Can somebody see how to do that?
Thanks.
 A: Well, let me try. Note that $V$ has both a vector space structure over $F$ and over $F_1$; I'll use terms like $F$-linear and $F_1$-linear to specify about which of them I'm writing in each case. For consistency I'll use $F_1$ also for the vector space $V_1$ (replacement for $F_1^n$), although there's no ambiguity there.
Also note that for convenience I'm making up one name, "field vector extension" ; probably there exists a correct mathematical term, which might be different, for the concept; also I cannot exclude that the term I use is already in use for a different concept.
OK, so let's first define the "field vector extension":

Definition: Given a field $F$ and a subfield $F_1$ of $F$, and given a vector space $V$ over $F$ and a vector space $V_1$ over $F_1$, I call a function $E: V_1\to V$ a "field vector extension" if it has the following properties:

*

*$E$ is $F_1$-linear

*For any set $M\subset V_1$ of $F_1$-linearly independent vectors, the vectors in the image $E(M)$ are $F$-linearly independent.

*The $F$-linear hull of $E(V_1)$ is $V$.


Note that these properties in particular guarantee that the image of any basis of $V_1$ will be a basis of $V$.
Now let us proof the following useful

Lemma: Given vector spaces $V$ over $F$ and $V_1$ over $F_1$ as above, with a "field vector extension" $E: V_1\to V$, there exists for every $F_1$-linear function $M_1:V_1\to V_1$ an unique $F$-linear function $M:V\to V$ such that $E\circ M_1 = M\circ E$.

Proof: Be $\{e_i\}$ a basis of $V_1$, and be $u_i = M_1(e_i)$. Define $M$ to be the $F$-linear map that maps $E(e_i)$ to $E(f_i)$. Since $\{E(e_i\}$ forms a basis of $V$ and a linear map is completely and uniquely defined by the values it takes on a basis, this $F$-linear function $M$ is well-defined and unique.

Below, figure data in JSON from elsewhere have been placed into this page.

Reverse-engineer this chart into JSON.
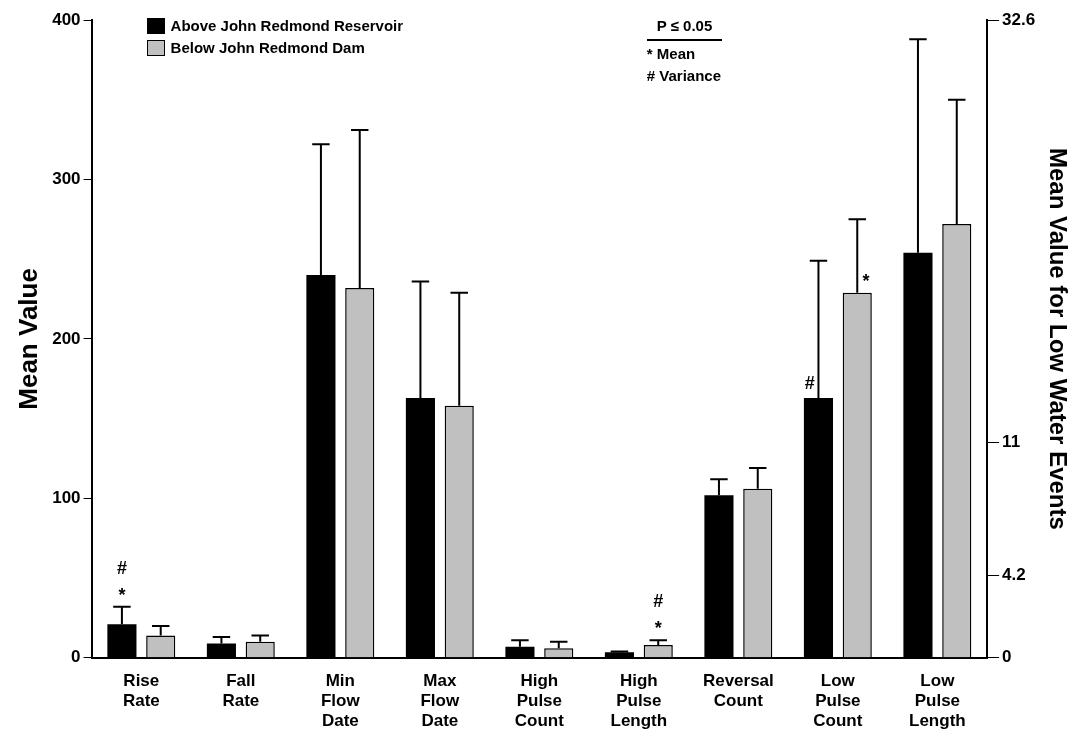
{
  "chart_data": {
    "type": "bar",
    "ylabel": "Mean Value",
    "y2label": "Mean Value for Low Water Events",
    "categories": [
      "Rise Rate",
      "Fall Rate",
      "Min Flow Date",
      "Max Flow Date",
      "High Pulse Count",
      "High Pulse Length",
      "Reversal Count",
      "Low Pulse Count",
      "Low Pulse Length"
    ],
    "series": [
      {
        "name": "Above John Redmond Reservoir",
        "color": "#000000",
        "values": [
          21,
          9,
          240,
          163,
          7,
          3.5,
          102,
          163,
          254
        ],
        "errors": [
          [
            21,
            32
          ],
          [
            9,
            13
          ],
          [
            240,
            322
          ],
          [
            163,
            236
          ],
          [
            7,
            11
          ],
          [
            3.5,
            4
          ],
          [
            102,
            112
          ],
          [
            163,
            249
          ],
          [
            254,
            388
          ]
        ],
        "value_labels": [
          "#\n*",
          null,
          null,
          null,
          null,
          null,
          null,
          "#",
          null
        ]
      },
      {
        "name": "Below John Redmond Dam",
        "color": "#c0c0c0",
        "values": [
          14,
          10,
          232,
          158,
          6,
          8,
          106,
          229,
          272
        ],
        "errors": [
          [
            14,
            20
          ],
          [
            10,
            14
          ],
          [
            232,
            331
          ],
          [
            158,
            229
          ],
          [
            6,
            10
          ],
          [
            8,
            11
          ],
          [
            106,
            119
          ],
          [
            229,
            275
          ],
          [
            272,
            350
          ]
        ],
        "value_labels": [
          null,
          null,
          null,
          null,
          null,
          "#\n*",
          null,
          "*",
          null
        ]
      }
    ],
    "ylim": [
      0,
      400
    ],
    "yticks": [
      0,
      100,
      200,
      300,
      400
    ],
    "y2lim": [
      0,
      32.6
    ],
    "y2ticks": [
      0,
      4.2,
      11,
      32.6
    ],
    "grid": false,
    "legend": "top left",
    "annotations": [
      "P ≤ 0.05",
      "* Mean",
      "# Variance"
    ]
  }
}
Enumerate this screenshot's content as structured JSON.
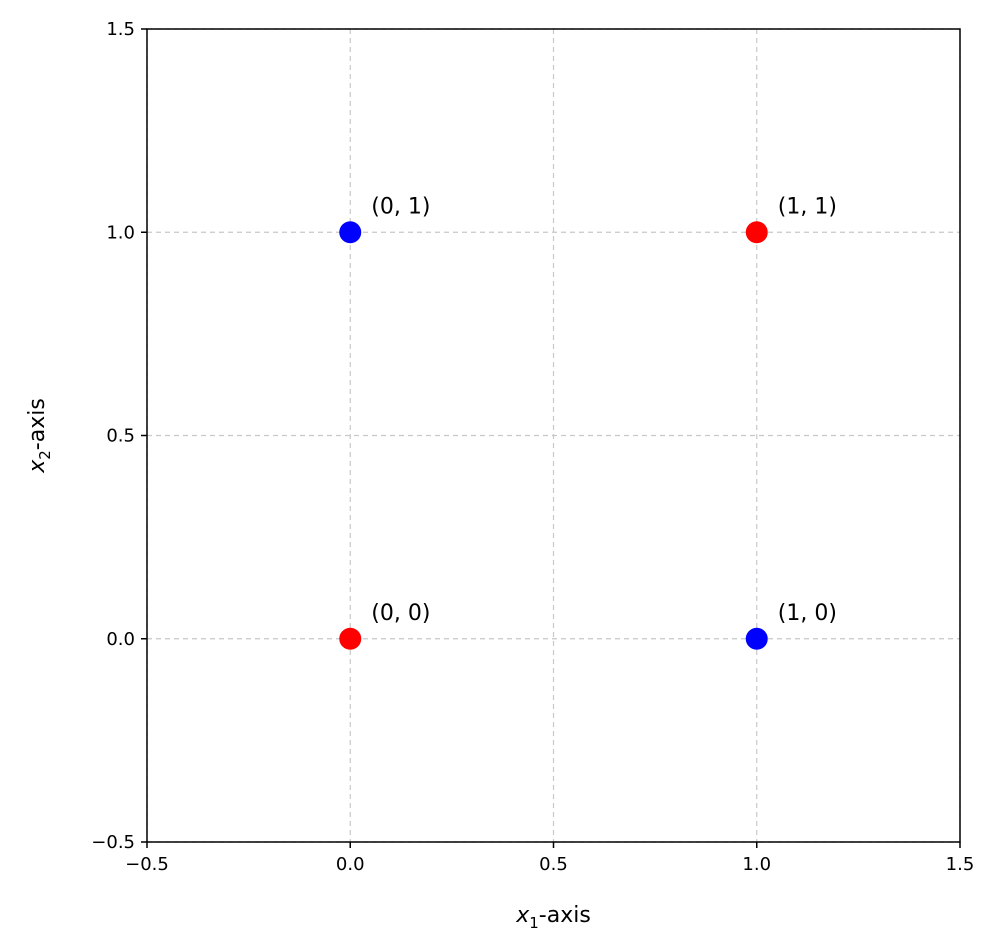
{
  "chart_data": {
    "type": "scatter",
    "title": "",
    "xlabel_var": "x",
    "xlabel_sub": "1",
    "xlabel_rest": "-axis",
    "ylabel_var": "x",
    "ylabel_sub": "2",
    "ylabel_rest": "-axis",
    "xlim": [
      -0.5,
      1.5
    ],
    "ylim": [
      -0.5,
      1.5
    ],
    "xticks": [
      -0.5,
      0.0,
      0.5,
      1.0,
      1.5
    ],
    "yticks": [
      -0.5,
      0.0,
      0.5,
      1.0,
      1.5
    ],
    "xtick_labels": [
      "−0.5",
      "0.0",
      "0.5",
      "1.0",
      "1.5"
    ],
    "ytick_labels": [
      "−0.5",
      "0.0",
      "0.5",
      "1.0",
      "1.5"
    ],
    "grid": true,
    "points": [
      {
        "x": 0,
        "y": 0,
        "label": "(0, 0)",
        "color": "#ff0000"
      },
      {
        "x": 0,
        "y": 1,
        "label": "(0, 1)",
        "color": "#0000ff"
      },
      {
        "x": 1,
        "y": 0,
        "label": "(1, 0)",
        "color": "#0000ff"
      },
      {
        "x": 1,
        "y": 1,
        "label": "(1, 1)",
        "color": "#ff0000"
      }
    ]
  }
}
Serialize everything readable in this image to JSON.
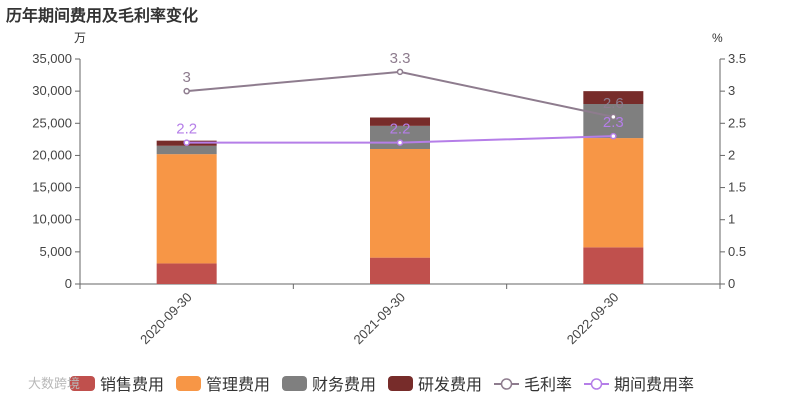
{
  "chart_data": {
    "type": "bar",
    "title": "历年期间费用及毛利率变化",
    "left_unit": "万",
    "right_unit": "%",
    "categories": [
      "2020-09-30",
      "2021-09-30",
      "2022-09-30"
    ],
    "ylim": [
      0,
      35000
    ],
    "y_ticks": [
      "0",
      "5,000",
      "10,000",
      "15,000",
      "20,000",
      "25,000",
      "30,000",
      "35,000"
    ],
    "y2lim": [
      0,
      3.5
    ],
    "y2_ticks": [
      "0",
      "0.5",
      "1",
      "1.5",
      "2",
      "2.5",
      "3",
      "3.5"
    ],
    "stacked": true,
    "series": [
      {
        "name": "销售费用",
        "kind": "bar",
        "color": "#c0504d",
        "values": [
          3200,
          4100,
          5700
        ]
      },
      {
        "name": "管理费用",
        "kind": "bar",
        "color": "#f79646",
        "values": [
          17000,
          16900,
          17000
        ]
      },
      {
        "name": "财务费用",
        "kind": "bar",
        "color": "#7f7f7f",
        "values": [
          1300,
          3600,
          5300
        ]
      },
      {
        "name": "研发费用",
        "kind": "bar",
        "color": "#772c2a",
        "values": [
          800,
          1300,
          2000
        ]
      },
      {
        "name": "毛利率",
        "kind": "line",
        "axis": "right",
        "color": "#8e7c8e",
        "values": [
          3,
          3.3,
          2.6
        ],
        "labels": [
          "3",
          "3.3",
          "2.6"
        ]
      },
      {
        "name": "期间费用率",
        "kind": "line",
        "axis": "right",
        "color": "#b57ee8",
        "values": [
          2.2,
          2.2,
          2.3
        ],
        "labels": [
          "2.2",
          "2.2",
          "2.3"
        ]
      }
    ],
    "grid": false,
    "legend_position": "bottom"
  },
  "watermark": "大数跨境"
}
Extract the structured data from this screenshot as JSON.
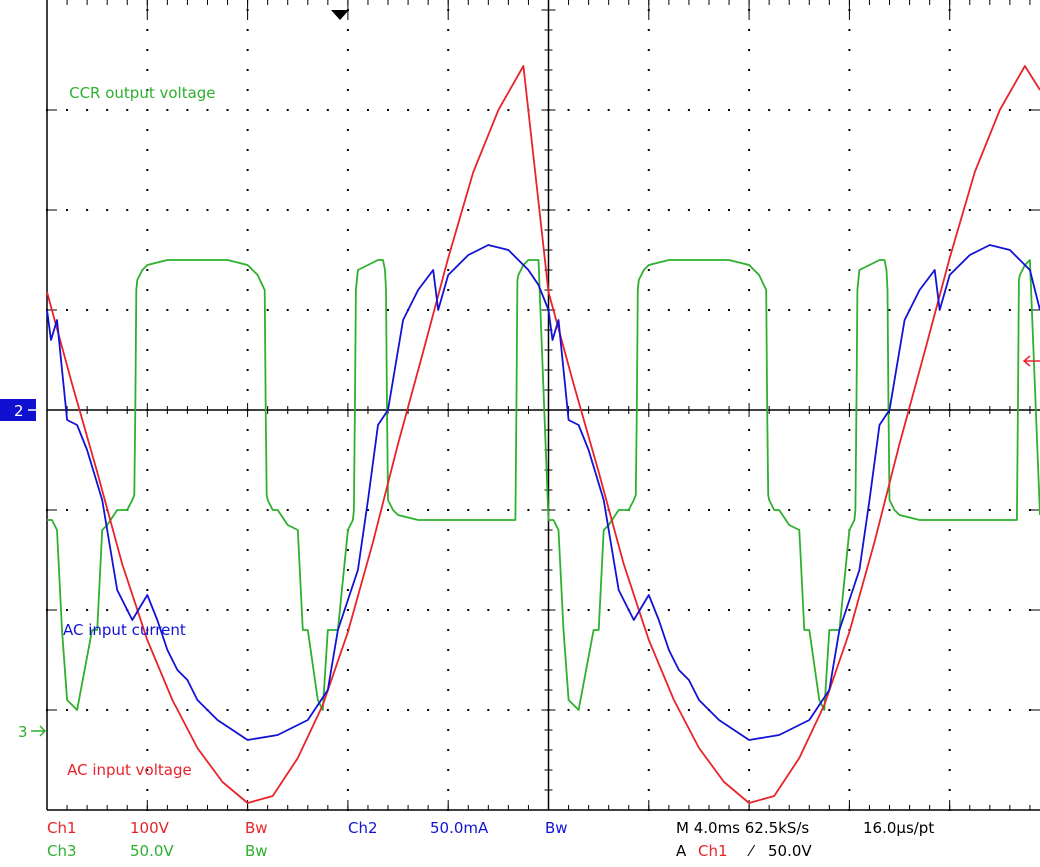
{
  "chart_data": {
    "type": "line",
    "title": "",
    "xlabel": "",
    "ylabel": "",
    "xlim": [
      0,
      10
    ],
    "ylim": [
      -4,
      4
    ],
    "grid": true,
    "grid_divisions": {
      "x": 10,
      "y": 8
    },
    "series": [
      {
        "name": "AC input voltage",
        "color": "#e8232a",
        "x": [
          0.0,
          0.25,
          0.5,
          0.75,
          1.0,
          1.25,
          1.5,
          1.75,
          2.0,
          2.25,
          2.5,
          2.75,
          3.0,
          3.25,
          3.5,
          3.75,
          4.0,
          4.25,
          4.5,
          4.75,
          5.0,
          5.25,
          5.5,
          5.75,
          6.0,
          6.25,
          6.5,
          6.75,
          7.0,
          7.25,
          7.5,
          7.75,
          8.0,
          8.25,
          8.5,
          8.75,
          9.0,
          9.25,
          9.5,
          9.75,
          9.9
        ],
        "y": [
          1.18,
          0.26,
          -0.62,
          -1.54,
          -2.3,
          -2.9,
          -3.38,
          -3.72,
          -3.93,
          -3.86,
          -3.48,
          -2.95,
          -2.22,
          -1.32,
          -0.34,
          0.58,
          1.52,
          2.38,
          3.0,
          3.44,
          1.18,
          0.26,
          -0.62,
          -1.54,
          -2.3,
          -2.9,
          -3.38,
          -3.72,
          -3.93,
          -3.86,
          -3.48,
          -2.95,
          -2.22,
          -1.32,
          -0.34,
          0.58,
          1.52,
          2.38,
          3.0,
          3.44,
          3.2
        ]
      },
      {
        "name": "AC input current",
        "color": "#1212d6",
        "x": [
          0.0,
          0.04,
          0.1,
          0.2,
          0.3,
          0.4,
          0.55,
          0.7,
          0.85,
          1.0,
          1.1,
          1.2,
          1.3,
          1.4,
          1.5,
          1.7,
          2.0,
          2.3,
          2.6,
          2.8,
          2.9,
          3.0,
          3.1,
          3.2,
          3.3,
          3.4,
          3.55,
          3.7,
          3.85,
          3.9,
          4.0,
          4.2,
          4.4,
          4.6,
          4.8,
          4.9,
          5.0,
          5.04,
          5.1,
          5.2,
          5.3,
          5.4,
          5.55,
          5.7,
          5.85,
          6.0,
          6.1,
          6.2,
          6.3,
          6.4,
          6.5,
          6.7,
          7.0,
          7.3,
          7.6,
          7.8,
          7.9,
          8.0,
          8.1,
          8.2,
          8.3,
          8.4,
          8.55,
          8.7,
          8.85,
          8.9,
          9.0,
          9.2,
          9.4,
          9.6,
          9.8,
          9.9
        ],
        "y": [
          1.0,
          0.7,
          0.9,
          -0.1,
          -0.15,
          -0.4,
          -0.9,
          -1.8,
          -2.1,
          -1.85,
          -2.1,
          -2.4,
          -2.6,
          -2.7,
          -2.9,
          -3.1,
          -3.3,
          -3.25,
          -3.1,
          -2.8,
          -2.2,
          -1.9,
          -1.6,
          -0.9,
          -0.15,
          0.0,
          0.9,
          1.2,
          1.4,
          1.0,
          1.35,
          1.55,
          1.65,
          1.6,
          1.4,
          1.25,
          1.0,
          0.7,
          0.9,
          -0.1,
          -0.15,
          -0.4,
          -0.9,
          -1.8,
          -2.1,
          -1.85,
          -2.1,
          -2.4,
          -2.6,
          -2.7,
          -2.9,
          -3.1,
          -3.3,
          -3.25,
          -3.1,
          -2.8,
          -2.2,
          -1.9,
          -1.6,
          -0.9,
          -0.15,
          0.0,
          0.9,
          1.2,
          1.4,
          1.0,
          1.35,
          1.55,
          1.65,
          1.6,
          1.4,
          1.0
        ]
      },
      {
        "name": "CCR output voltage",
        "color": "#2db02d",
        "x": [
          0.0,
          0.05,
          0.1,
          0.15,
          0.2,
          0.3,
          0.45,
          0.5,
          0.55,
          0.6,
          0.7,
          0.8,
          0.85,
          0.87,
          0.88,
          0.89,
          0.9,
          0.95,
          1.0,
          1.2,
          1.5,
          1.8,
          2.0,
          2.1,
          2.17,
          2.18,
          2.19,
          2.2,
          2.25,
          2.3,
          2.4,
          2.5,
          2.55,
          2.6,
          2.7,
          2.75,
          2.8,
          2.9,
          3.0,
          3.05,
          3.06,
          3.07,
          3.08,
          3.09,
          3.1,
          3.2,
          3.3,
          3.35,
          3.37,
          3.38,
          3.39,
          3.4,
          3.45,
          3.5,
          3.7,
          4.0,
          4.3,
          4.5,
          4.6,
          4.67,
          4.68,
          4.69,
          4.7,
          4.75,
          4.8,
          4.9,
          5.0,
          5.05,
          5.1,
          5.15,
          5.2,
          5.3,
          5.45,
          5.5,
          5.55,
          5.6,
          5.7,
          5.8,
          5.85,
          5.87,
          5.88,
          5.89,
          5.9,
          5.95,
          6.0,
          6.2,
          6.5,
          6.8,
          7.0,
          7.1,
          7.17,
          7.18,
          7.19,
          7.2,
          7.25,
          7.3,
          7.4,
          7.5,
          7.55,
          7.6,
          7.7,
          7.75,
          7.8,
          7.9,
          8.0,
          8.05,
          8.06,
          8.07,
          8.08,
          8.09,
          8.1,
          8.2,
          8.3,
          8.35,
          8.37,
          8.38,
          8.39,
          8.4,
          8.45,
          8.5,
          8.7,
          9.0,
          9.3,
          9.5,
          9.6,
          9.67,
          9.68,
          9.69,
          9.7,
          9.75,
          9.8,
          9.9
        ],
        "y": [
          -1.1,
          -1.1,
          -1.2,
          -2.2,
          -2.9,
          -3.0,
          -2.2,
          -2.2,
          -1.2,
          -1.15,
          -1.0,
          -1.0,
          -0.9,
          -0.85,
          0.0,
          1.2,
          1.3,
          1.4,
          1.45,
          1.5,
          1.5,
          1.5,
          1.45,
          1.35,
          1.2,
          0.0,
          -0.85,
          -0.9,
          -1.0,
          -1.0,
          -1.15,
          -1.2,
          -2.2,
          -2.2,
          -2.9,
          -3.0,
          -2.2,
          -2.2,
          -1.2,
          -1.1,
          -1.0,
          0.0,
          1.2,
          1.3,
          1.4,
          1.45,
          1.5,
          1.5,
          1.4,
          1.2,
          0.0,
          -0.9,
          -1.0,
          -1.05,
          -1.1,
          -1.1,
          -1.1,
          -1.1,
          -1.1,
          -1.1,
          0.0,
          1.3,
          1.35,
          1.45,
          1.5,
          1.5,
          -1.1,
          -1.1,
          -1.2,
          -2.2,
          -2.9,
          -3.0,
          -2.2,
          -2.2,
          -1.2,
          -1.15,
          -1.0,
          -1.0,
          -0.9,
          -0.85,
          0.0,
          1.2,
          1.3,
          1.4,
          1.45,
          1.5,
          1.5,
          1.5,
          1.45,
          1.35,
          1.2,
          0.0,
          -0.85,
          -0.9,
          -1.0,
          -1.0,
          -1.15,
          -1.2,
          -2.2,
          -2.2,
          -2.9,
          -3.0,
          -2.2,
          -2.2,
          -1.2,
          -1.1,
          -1.0,
          0.0,
          1.2,
          1.3,
          1.4,
          1.45,
          1.5,
          1.5,
          1.4,
          1.2,
          0.0,
          -0.9,
          -1.0,
          -1.05,
          -1.1,
          -1.1,
          -1.1,
          -1.1,
          -1.1,
          -1.1,
          0.0,
          1.3,
          1.35,
          1.45,
          1.5,
          -1.05
        ]
      }
    ],
    "annotations": [
      {
        "text": "CCR output voltage",
        "x": 0.22,
        "y": 3.12,
        "color": "#2db02d"
      },
      {
        "text": "AC input current",
        "x": 0.16,
        "y": -2.25,
        "color": "#1212d6"
      },
      {
        "text": "AC input voltage",
        "x": 0.2,
        "y": -3.65,
        "color": "#e8232a"
      }
    ],
    "markers": {
      "ch2_ground": {
        "label": "2",
        "y": 0.0,
        "color": "#1010d0"
      },
      "ch3_ground": {
        "label": "3",
        "y": -3.0,
        "color": "#2db02d"
      },
      "trigger_position_x": 3.0,
      "ch1_trigger_level_y": 0.5
    }
  },
  "status_bar": {
    "row1": {
      "ch1": "Ch1",
      "ch1_scale": "100V",
      "ch1_bw": "Bw",
      "ch2": "Ch2",
      "ch2_scale": "50.0mA",
      "ch2_bw": "Bw",
      "timebase": "M 4.0ms 62.5kS/s",
      "resolution": "16.0µs/pt"
    },
    "row2": {
      "ch3": "Ch3",
      "ch3_scale": "50.0V",
      "ch3_bw": "Bw",
      "trigger_prefix": "A",
      "trigger_channel": "Ch1",
      "trigger_slope": "⁄",
      "trigger_level": "50.0V"
    }
  },
  "colors": {
    "ch1": "#e8232a",
    "ch2": "#1212d6",
    "ch3": "#2db02d",
    "axis": "#000000"
  }
}
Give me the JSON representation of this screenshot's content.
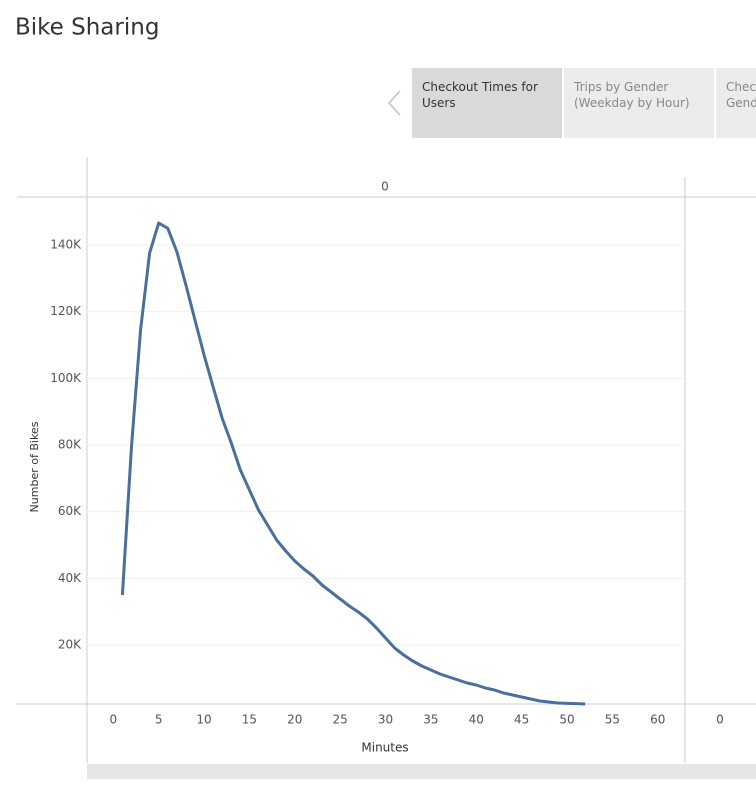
{
  "header": {
    "title": "Bike Sharing"
  },
  "tabs": [
    "Checkout Times for Users",
    "Trips by Gender (Weekday by Hour)",
    "Checkout Times by Gender"
  ],
  "chart_data": {
    "type": "line",
    "column_header": "0",
    "second_pane_label": "0",
    "x_label": "Minutes",
    "y_label": "Number of Bikes",
    "x": [
      1,
      2,
      3,
      4,
      5,
      6,
      7,
      8,
      9,
      10,
      11,
      12,
      13,
      14,
      15,
      16,
      17,
      18,
      19,
      20,
      21,
      22,
      23,
      24,
      25,
      26,
      27,
      28,
      29,
      30,
      31,
      32,
      33,
      34,
      35,
      36,
      37,
      38,
      39,
      40,
      41,
      42,
      43,
      44,
      45,
      46,
      47,
      48,
      49,
      50,
      51,
      52
    ],
    "series": [
      {
        "name": "Number of Bikes",
        "color": "#4b6f9b",
        "values": [
          35000,
          79400,
          114500,
          137600,
          146600,
          145000,
          138000,
          128000,
          117500,
          107000,
          97400,
          88000,
          80600,
          72500,
          66500,
          60500,
          56000,
          51500,
          48200,
          45200,
          42800,
          40700,
          38000,
          35900,
          33800,
          31700,
          29900,
          27800,
          25100,
          22100,
          19100,
          17000,
          15200,
          13700,
          12500,
          11300,
          10400,
          9500,
          8600,
          8000,
          7100,
          6500,
          5600,
          5000,
          4400,
          3800,
          3200,
          2900,
          2600,
          2500,
          2400,
          2300
        ]
      }
    ],
    "xlim": [
      -2.9,
      63
    ],
    "ylim": [
      2300,
      154400
    ],
    "xticks": [
      0,
      5,
      10,
      15,
      20,
      25,
      30,
      35,
      40,
      45,
      50,
      55,
      60
    ],
    "yticks": [
      {
        "value": 20000,
        "label": "20K"
      },
      {
        "value": 40000,
        "label": "40K"
      },
      {
        "value": 60000,
        "label": "60K"
      },
      {
        "value": 80000,
        "label": "80K"
      },
      {
        "value": 100000,
        "label": "100K"
      },
      {
        "value": 120000,
        "label": "120K"
      },
      {
        "value": 140000,
        "label": "140K"
      }
    ],
    "grid": true
  }
}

Be $v\in V_1$. Then $v=\sum_i v_ie_i$, and thus by linearity of all involved functions,
$$(E\circ M_1)(v) = \sum_i v_i E(M_1(e_i)) = \sum_i v_i E(u_i) = \sum_i v_i M(E(e_i)) = (M\circ E)(v).$$
Now we are ready to write down the theorem in coordinate-free language:

THEOREM: Be $F$  a field, $F_1$ a subfield of that field, $V_1$ a  finite dimensional vector space over $F_1$, $V$ a finite-dimensional vector space over $F$ and $E$ a "field vector extension" from $V_1$ to $V$. Be further $M_1$ an $F_1$-linear function on $V_1$ and $M$ the corresponding $F$-linear function on $V$. Then the equation $M(x)=E(b)$ has a solution in $V$ if and only if $M_1(x)=b$ has a solution in $V_1$.